Fresh cheeses, like Mozzarella, Ricotta, and Feta, have a delicate flavor profile that pairs best with light and crisp wines. These cheeses are often mild, making them versatile in pairings.

Suggested pairings:

  • Sauvignon Blanc: Known for its zesty acidity and herbaceous notes, Sauvignon Blanc enhances the freshness of cheeses like Mozzarella and Feta, highlighting their subtle flavors. To add another level of mineral complexity, why not pair a fresh cheese with Didier Dagueneau’s Silex?

  • Chablis: A crisp, dry and mineral-driven Chablis like Raveneau's Montée de Tonnerre pairs beautifully with a tangy Feta cheese for a refreshingly mediterranean combination.

Hard cheeses

Hard cheeses, such as Manchego, Pecorino, and Asiago, have a firm texture and concentrated flavors that require wines with strong character and complexity.

Suggested pairings:

  • Chianti: The bright acidity and cherry notes of a Chianti like Fontodi’s Chianti Riserva Vigna del Sorbo complement the nutty and salty flavors of hard cheeses like Pecorino and Asiago, creating a balanced pairing.

  • Rioja: With its rich fruit flavors and subtle oak influence, a well-aged Rioja pairs beautifully with Manchego, enhancing its nutty and slightly sweet profile. Rioja Alta’s beautifully long-aged Gran Reserva 890 would be the perfect combination. To add yet another dimension, drizzle honey and scattered rosemary over the Manchego.

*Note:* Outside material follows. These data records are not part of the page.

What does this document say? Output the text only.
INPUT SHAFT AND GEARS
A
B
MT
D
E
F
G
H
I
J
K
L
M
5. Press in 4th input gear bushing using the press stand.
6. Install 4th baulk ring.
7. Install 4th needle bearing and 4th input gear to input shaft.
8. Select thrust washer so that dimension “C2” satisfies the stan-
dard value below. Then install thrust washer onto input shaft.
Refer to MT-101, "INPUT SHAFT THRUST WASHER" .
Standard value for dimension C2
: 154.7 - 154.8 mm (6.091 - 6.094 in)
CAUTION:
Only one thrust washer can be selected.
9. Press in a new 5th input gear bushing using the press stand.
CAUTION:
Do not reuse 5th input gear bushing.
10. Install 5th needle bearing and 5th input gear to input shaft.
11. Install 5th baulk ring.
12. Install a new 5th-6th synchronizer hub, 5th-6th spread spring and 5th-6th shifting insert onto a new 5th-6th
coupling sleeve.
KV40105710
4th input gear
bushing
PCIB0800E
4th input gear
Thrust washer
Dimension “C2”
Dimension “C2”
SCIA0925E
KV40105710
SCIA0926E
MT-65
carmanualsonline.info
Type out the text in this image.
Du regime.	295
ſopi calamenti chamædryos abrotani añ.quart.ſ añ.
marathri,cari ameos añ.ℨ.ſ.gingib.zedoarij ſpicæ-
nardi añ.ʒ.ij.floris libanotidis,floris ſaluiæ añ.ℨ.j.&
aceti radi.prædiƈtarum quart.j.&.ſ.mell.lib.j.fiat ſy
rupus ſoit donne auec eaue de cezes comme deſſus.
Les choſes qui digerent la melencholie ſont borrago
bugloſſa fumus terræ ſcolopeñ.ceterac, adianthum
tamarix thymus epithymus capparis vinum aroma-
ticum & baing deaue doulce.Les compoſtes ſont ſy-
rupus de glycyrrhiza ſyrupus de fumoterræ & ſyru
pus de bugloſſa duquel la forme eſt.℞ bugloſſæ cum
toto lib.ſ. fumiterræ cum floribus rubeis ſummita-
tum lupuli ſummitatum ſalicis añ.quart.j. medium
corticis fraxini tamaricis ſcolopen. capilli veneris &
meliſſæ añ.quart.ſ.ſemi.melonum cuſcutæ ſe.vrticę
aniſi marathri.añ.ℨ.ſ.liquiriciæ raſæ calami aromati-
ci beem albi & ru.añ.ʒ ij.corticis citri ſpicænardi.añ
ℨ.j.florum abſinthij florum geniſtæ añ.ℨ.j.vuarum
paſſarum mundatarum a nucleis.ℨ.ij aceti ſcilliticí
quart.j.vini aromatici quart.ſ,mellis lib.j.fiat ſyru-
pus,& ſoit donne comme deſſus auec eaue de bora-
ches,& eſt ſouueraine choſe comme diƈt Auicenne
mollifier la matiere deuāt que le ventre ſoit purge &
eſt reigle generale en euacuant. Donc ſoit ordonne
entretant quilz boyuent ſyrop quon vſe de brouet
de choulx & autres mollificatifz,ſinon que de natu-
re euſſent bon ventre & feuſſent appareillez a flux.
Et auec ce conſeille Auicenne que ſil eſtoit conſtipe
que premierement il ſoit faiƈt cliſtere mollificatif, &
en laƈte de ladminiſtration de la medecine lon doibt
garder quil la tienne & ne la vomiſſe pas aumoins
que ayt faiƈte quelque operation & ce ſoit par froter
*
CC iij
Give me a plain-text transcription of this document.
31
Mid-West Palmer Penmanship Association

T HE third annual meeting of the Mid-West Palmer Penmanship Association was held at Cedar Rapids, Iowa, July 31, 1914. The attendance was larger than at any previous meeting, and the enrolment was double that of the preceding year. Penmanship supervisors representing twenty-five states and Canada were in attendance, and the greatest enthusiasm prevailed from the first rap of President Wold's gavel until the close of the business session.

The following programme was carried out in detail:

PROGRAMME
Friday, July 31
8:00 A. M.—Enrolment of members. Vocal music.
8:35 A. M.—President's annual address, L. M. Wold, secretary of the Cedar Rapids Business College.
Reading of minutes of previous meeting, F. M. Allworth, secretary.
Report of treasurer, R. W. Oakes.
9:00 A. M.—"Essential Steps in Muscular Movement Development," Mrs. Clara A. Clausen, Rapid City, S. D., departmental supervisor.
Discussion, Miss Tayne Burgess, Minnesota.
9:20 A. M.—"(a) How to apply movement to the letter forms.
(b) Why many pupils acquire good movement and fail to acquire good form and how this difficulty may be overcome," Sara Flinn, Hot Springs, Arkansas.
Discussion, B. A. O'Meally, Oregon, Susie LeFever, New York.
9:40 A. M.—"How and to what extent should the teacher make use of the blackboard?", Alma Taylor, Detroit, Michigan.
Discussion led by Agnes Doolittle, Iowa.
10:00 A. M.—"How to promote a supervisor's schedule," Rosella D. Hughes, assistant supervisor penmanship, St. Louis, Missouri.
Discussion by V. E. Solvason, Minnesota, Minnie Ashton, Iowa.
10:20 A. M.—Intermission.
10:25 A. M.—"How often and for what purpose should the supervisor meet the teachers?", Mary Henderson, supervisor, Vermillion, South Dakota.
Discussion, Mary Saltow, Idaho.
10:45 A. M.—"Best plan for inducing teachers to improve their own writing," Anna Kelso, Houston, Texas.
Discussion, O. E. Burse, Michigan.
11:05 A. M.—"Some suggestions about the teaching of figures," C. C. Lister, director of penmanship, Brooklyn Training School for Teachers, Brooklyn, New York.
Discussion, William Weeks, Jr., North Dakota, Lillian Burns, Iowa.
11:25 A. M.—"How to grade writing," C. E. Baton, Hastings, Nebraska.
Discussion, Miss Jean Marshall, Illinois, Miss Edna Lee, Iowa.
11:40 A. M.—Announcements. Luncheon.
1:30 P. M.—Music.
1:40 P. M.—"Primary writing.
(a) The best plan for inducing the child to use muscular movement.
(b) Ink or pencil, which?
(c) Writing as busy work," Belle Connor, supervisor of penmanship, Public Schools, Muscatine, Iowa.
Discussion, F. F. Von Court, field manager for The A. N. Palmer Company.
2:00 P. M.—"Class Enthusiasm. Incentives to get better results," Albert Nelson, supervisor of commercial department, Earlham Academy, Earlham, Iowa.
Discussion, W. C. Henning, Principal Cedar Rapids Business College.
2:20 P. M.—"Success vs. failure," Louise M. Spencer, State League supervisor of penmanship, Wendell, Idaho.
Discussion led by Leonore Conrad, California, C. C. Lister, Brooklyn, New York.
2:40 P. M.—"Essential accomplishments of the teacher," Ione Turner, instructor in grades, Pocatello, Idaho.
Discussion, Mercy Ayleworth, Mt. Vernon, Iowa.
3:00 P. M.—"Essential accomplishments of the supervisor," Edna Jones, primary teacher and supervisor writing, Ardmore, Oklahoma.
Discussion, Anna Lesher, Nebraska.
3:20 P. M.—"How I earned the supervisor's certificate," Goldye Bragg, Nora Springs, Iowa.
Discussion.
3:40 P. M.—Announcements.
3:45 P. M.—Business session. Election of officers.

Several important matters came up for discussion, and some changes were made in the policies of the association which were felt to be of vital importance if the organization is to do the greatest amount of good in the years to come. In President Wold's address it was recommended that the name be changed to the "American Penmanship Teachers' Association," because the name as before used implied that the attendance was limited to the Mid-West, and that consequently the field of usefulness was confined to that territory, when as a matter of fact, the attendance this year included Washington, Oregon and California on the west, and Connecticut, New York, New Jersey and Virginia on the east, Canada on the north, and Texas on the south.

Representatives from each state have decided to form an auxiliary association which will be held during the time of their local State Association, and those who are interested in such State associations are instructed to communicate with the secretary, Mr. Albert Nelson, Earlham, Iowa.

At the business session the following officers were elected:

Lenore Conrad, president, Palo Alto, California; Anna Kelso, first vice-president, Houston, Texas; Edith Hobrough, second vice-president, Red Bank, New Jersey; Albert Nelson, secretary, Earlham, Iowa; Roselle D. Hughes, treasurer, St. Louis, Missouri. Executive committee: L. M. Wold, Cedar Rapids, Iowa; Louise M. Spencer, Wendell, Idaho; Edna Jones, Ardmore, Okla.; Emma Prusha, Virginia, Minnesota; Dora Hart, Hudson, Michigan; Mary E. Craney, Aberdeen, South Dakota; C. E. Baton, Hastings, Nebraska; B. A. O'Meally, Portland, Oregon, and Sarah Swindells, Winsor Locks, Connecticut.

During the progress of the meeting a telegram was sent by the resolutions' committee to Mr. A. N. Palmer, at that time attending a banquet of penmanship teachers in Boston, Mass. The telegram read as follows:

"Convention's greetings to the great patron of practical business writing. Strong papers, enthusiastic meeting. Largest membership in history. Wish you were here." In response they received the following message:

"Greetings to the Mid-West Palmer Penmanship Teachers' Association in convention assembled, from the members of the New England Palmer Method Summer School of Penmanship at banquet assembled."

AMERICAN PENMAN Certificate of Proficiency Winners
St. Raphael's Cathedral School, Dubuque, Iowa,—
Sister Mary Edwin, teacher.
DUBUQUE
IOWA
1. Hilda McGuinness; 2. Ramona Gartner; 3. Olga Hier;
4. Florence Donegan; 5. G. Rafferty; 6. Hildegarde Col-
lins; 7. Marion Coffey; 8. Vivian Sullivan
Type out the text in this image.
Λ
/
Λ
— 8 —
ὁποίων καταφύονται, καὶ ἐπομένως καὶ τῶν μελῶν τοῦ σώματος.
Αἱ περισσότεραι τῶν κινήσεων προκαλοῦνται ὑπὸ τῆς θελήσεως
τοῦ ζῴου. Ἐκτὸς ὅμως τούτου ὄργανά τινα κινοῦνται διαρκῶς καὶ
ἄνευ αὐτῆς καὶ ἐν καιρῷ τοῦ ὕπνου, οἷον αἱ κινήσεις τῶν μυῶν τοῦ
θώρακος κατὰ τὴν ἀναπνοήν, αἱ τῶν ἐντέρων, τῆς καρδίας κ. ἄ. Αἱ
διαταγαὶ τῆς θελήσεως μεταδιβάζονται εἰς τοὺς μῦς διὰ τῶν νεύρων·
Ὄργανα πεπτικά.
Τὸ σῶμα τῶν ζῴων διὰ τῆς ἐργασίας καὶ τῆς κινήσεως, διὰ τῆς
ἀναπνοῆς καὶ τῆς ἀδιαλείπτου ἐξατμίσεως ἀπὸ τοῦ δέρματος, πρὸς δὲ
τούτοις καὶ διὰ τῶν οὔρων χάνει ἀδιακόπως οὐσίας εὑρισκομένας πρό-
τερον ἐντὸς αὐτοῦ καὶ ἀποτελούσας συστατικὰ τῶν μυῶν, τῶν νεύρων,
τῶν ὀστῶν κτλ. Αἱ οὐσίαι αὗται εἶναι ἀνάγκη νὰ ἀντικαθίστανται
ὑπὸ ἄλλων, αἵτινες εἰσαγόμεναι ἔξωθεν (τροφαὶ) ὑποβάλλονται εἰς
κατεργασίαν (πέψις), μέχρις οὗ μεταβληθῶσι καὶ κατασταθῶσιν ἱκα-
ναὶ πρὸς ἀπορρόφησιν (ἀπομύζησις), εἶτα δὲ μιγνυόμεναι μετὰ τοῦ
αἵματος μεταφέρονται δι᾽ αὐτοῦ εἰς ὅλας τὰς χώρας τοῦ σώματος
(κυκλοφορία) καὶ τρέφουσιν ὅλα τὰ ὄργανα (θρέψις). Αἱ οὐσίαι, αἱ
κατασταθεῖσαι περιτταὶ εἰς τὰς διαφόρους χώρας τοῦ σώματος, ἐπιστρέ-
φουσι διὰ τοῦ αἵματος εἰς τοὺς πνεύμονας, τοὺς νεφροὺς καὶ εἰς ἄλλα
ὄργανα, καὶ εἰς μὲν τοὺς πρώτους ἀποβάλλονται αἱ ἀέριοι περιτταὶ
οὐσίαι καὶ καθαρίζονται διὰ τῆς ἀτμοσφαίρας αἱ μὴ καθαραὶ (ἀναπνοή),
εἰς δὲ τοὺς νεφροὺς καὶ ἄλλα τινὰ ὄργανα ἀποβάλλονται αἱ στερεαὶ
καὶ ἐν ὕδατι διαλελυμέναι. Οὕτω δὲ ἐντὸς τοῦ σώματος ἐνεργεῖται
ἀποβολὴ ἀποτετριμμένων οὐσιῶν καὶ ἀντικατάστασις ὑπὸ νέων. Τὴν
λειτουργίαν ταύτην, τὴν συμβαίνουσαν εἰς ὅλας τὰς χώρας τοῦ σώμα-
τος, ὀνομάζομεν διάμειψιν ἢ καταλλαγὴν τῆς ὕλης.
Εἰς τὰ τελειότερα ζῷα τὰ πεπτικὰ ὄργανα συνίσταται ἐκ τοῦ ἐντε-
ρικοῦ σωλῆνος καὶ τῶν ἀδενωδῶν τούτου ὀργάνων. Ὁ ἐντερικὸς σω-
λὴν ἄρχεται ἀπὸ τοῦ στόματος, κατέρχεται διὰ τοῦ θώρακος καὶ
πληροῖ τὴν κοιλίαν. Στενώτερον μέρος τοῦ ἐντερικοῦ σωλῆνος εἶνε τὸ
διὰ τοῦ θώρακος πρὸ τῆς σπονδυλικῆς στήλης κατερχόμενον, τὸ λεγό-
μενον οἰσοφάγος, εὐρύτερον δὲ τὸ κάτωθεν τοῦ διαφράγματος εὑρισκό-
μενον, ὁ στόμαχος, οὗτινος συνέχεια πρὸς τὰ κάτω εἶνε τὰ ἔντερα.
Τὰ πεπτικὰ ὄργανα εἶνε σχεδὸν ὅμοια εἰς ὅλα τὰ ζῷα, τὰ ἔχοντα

The art of pairing wine with cheese lies in balancing flavors and textures to create a harmonious experience. By understanding the characteristics of both the cheese and the wine, you can elevate your tasting experiences and discover new dimensions of enjoyment. Whether you prefer the boldness of strong cheeses with a full-bodied red or the delicate freshness of light cheeses with a crisp white, there is a perfect pairing waiting to be savored. Explore, taste, and enjoy the delightful symphony of fine wine and cheese.